How non-compete clauses shackle physicians and hurt patients
Tired of regulation and the headache of dealing with third-party payers, increasingly, more physicians are leaving private practices to join hospital networks.
But rather than being a respite from the swamp of bureaucracy, these new employers are acting like roach motels with the liberal and coercive use of non-compete clauses in employment contracts. Physicians suffer, and so do patients.
Non-compete clauses dictate where and when a former employee can work after leaving a place of employment. They are often non-negotiable and binding — even if a job is eliminated with no cause. In health care, non-compete clauses are especially egregious because they slow down innovation, disrupt the relationship between doctor and patient, and remove doctors — who are already in short supply — from the workforce.
Employers often use non-competes to protect trade secrets and valuable customer lists. But neither of these are at stake when a physician pursues models outside the realm of hospitals, like direct care, house visits, telemedicine, or retail health.
There is no shortage of patients, and hospitals should be focused on critical care, not monopolizing the primary care market. Hospital consolidation has been a real problem in some states, with patients finding limited access to primary care services that hospital conglomerates now dominate.
Non-compete clauses also interfere with the doctor-patient relationship. When a doctor leaves a practice, patients are left in the dark. Practices won’t tell patients where they can find their doctor, and doctors can’t say where they are going.
One woman says the only information she got when her doctor left his or her practice was a letter stating her doctor was leaving and that colleagues would welcome her “into their care.” It didn’t matter that the woman had a 10-year relationship with the doctor and wasn’t seeking a new one.
The value of continuity of care is well-documented. When patients build trust with a doctor, they tend to pay closer attention to their health, which, in the long run, reduces costs.
The nation can ill-afford to have doctors not working while they wait out non-compete clauses, which can sometimes last more than a year. When this happens, a new employer pays a physician not to work. These costs are passed on to all consumers in terms of higher health care bills.

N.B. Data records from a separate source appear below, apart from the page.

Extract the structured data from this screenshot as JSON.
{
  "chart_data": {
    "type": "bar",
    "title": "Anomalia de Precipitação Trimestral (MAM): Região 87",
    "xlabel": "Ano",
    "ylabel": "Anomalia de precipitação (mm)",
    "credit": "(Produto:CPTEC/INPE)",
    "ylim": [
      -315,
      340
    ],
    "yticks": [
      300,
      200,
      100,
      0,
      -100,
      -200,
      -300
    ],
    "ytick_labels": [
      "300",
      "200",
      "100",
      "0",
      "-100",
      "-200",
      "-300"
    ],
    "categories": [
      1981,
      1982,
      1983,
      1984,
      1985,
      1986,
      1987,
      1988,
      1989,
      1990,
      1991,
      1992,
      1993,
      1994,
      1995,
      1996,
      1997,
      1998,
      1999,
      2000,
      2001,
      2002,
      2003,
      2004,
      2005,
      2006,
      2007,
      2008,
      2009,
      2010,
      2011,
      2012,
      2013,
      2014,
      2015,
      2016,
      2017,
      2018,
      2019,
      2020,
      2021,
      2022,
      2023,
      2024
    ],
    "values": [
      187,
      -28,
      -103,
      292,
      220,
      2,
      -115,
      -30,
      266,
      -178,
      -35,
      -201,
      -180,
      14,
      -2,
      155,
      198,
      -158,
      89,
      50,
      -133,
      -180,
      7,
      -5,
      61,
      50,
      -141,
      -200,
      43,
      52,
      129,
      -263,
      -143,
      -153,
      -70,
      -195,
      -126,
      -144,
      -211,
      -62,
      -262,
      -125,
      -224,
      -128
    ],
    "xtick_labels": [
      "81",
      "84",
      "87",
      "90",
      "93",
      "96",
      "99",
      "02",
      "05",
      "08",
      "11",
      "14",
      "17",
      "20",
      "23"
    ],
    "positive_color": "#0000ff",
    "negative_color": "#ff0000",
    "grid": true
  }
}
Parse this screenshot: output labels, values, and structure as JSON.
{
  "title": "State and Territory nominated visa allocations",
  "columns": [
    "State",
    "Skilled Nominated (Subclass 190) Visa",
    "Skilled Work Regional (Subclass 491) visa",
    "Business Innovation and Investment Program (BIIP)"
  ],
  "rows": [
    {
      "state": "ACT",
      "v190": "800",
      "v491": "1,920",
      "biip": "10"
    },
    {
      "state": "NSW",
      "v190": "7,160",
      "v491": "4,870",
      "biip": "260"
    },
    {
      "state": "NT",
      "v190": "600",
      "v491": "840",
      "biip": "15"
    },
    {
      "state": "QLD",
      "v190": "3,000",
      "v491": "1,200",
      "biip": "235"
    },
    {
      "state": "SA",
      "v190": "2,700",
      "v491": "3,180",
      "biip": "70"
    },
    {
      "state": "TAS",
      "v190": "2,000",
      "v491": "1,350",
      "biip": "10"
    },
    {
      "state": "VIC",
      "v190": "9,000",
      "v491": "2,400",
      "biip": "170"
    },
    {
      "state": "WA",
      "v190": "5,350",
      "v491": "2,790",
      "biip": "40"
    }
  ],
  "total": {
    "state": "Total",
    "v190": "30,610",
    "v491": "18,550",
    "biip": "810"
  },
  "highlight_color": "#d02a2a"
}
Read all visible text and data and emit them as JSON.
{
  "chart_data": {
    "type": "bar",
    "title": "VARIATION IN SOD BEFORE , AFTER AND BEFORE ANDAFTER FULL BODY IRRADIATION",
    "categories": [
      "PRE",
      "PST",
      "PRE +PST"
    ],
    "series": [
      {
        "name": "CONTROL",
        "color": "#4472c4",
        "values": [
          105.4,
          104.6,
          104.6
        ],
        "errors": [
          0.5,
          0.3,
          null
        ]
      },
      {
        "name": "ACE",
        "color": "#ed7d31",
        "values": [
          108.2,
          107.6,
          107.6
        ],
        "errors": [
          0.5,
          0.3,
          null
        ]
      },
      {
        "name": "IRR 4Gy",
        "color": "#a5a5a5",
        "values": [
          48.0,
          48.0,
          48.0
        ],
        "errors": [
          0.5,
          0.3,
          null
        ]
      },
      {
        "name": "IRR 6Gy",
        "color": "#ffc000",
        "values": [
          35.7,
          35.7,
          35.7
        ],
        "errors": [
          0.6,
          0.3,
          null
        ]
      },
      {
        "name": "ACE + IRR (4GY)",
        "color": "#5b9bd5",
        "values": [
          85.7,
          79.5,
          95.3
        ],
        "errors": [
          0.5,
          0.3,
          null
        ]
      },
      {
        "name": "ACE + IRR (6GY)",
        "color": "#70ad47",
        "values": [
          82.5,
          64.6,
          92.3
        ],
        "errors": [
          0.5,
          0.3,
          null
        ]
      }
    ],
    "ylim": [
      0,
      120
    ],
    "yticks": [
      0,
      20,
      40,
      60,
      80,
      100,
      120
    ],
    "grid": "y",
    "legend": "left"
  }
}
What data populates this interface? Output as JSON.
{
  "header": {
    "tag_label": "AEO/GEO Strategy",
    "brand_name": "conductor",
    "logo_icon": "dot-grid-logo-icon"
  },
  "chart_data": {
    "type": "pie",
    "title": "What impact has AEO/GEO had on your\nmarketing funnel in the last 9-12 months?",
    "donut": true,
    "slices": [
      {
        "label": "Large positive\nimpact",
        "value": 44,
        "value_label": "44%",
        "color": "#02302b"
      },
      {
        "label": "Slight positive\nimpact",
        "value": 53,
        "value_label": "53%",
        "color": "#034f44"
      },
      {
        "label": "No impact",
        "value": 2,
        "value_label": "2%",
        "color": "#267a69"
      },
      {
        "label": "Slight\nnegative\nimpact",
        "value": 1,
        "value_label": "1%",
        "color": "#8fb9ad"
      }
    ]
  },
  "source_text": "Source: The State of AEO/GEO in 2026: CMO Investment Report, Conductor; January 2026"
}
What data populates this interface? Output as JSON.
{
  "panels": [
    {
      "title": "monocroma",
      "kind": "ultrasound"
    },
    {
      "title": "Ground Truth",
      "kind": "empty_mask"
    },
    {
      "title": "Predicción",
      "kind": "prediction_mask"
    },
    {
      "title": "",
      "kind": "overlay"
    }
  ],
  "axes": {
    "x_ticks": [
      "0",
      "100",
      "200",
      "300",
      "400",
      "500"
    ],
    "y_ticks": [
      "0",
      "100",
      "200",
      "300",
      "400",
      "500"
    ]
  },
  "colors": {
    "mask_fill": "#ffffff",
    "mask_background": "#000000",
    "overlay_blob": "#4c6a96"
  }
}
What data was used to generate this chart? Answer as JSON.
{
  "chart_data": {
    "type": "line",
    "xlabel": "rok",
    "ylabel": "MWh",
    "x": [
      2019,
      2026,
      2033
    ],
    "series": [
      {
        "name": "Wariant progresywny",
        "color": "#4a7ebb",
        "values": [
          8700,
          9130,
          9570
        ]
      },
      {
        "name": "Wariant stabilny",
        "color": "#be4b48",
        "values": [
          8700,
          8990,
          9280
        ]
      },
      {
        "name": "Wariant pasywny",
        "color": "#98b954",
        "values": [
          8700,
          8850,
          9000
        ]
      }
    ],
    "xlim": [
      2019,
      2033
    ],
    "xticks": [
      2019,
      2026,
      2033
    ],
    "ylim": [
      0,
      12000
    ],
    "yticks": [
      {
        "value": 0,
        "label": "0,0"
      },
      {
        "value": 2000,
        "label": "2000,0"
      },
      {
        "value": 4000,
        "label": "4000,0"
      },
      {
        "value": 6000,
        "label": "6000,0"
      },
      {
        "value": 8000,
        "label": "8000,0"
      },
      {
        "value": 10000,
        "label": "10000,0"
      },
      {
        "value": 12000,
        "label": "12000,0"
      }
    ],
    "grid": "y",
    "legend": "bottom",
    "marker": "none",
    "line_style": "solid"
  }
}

Moreover, it keeps physicians and their skills out of practice. Patients struggle to gain access to care, and whether this is a result of a shortage of doctors or inefficiencies in current delivery models, it makes no sense to have doctors sitting on the sidelines, not having the opportunity to explore new ways to deliver care.
Solutions can be tricky because a non-compete clause is part of a legally recognized contract between two parties. The answer may require some new thinking on the part of hospital employers, physicians, and state lawmakers. Many of our challenges in health care can be addressed by creating more competition, not less, and finding alternatives to non-compete clauses would be a straightforward first step.
Hospital employers must first recognize that when a physician leaves, this will open the door to bringing in new patients with new sets of challenges and opportunities. There is no shrinking market of “customers,” and there aren’t “trade secrets” to be protected in health care in the same way as software developers, for example.
Hospitals have excellent marketing departments that can help guide patients to their services. Understandably, hospitals will want to protect their interests if they spend lots of money recruiting a particular physician or hiring support staff. Hospitals can customize the language in employment contracts to address these concerns, perhaps with a “liquidation damages” clause, if a physician should leave.
Physicians also need to change the way they approach these agreements. Physicians need to look at non-competes in the same way attorneys do. This is where the American Medical Association (AMA) can help tremendously.
The American Bar Association restricts members from signing non-competes because it recognizes how clients can be harmed if an attorney moves to a new firm. The AMA could do the same, or at least help physicians understand the drawbacks of such arrangements.
State lawmakers also need to step up. In many states, non-competes rely on case law — that is, the agreements are upheld or rejected in a court of law based on precedent, not statute. Today, doctors are forced to fight with huge, multi-million-dollar hospital corporations if they dare to contest a clause.
As a result, few, if any, doctors take hospitals on. A handful of states, however — California, Colorado, Connecticut, Delaware, Massachusetts, New Mexico, North Dakota, Oklahoma, Rhode Island, Tennessee, and Texas — have shown that disallowing or limiting non-competes for physicians can work.
There is no other industry in need of so much innovation in delivery than health care. Eliminating anti-competitive, monopoly-protecting non-compete clauses would increase competition and allow doctors to be more responsive to the marketplace — benefitting all patients.
AnneMarie Schieber is the managing editor of Health Care News and a research fellow at The Heartland Institute.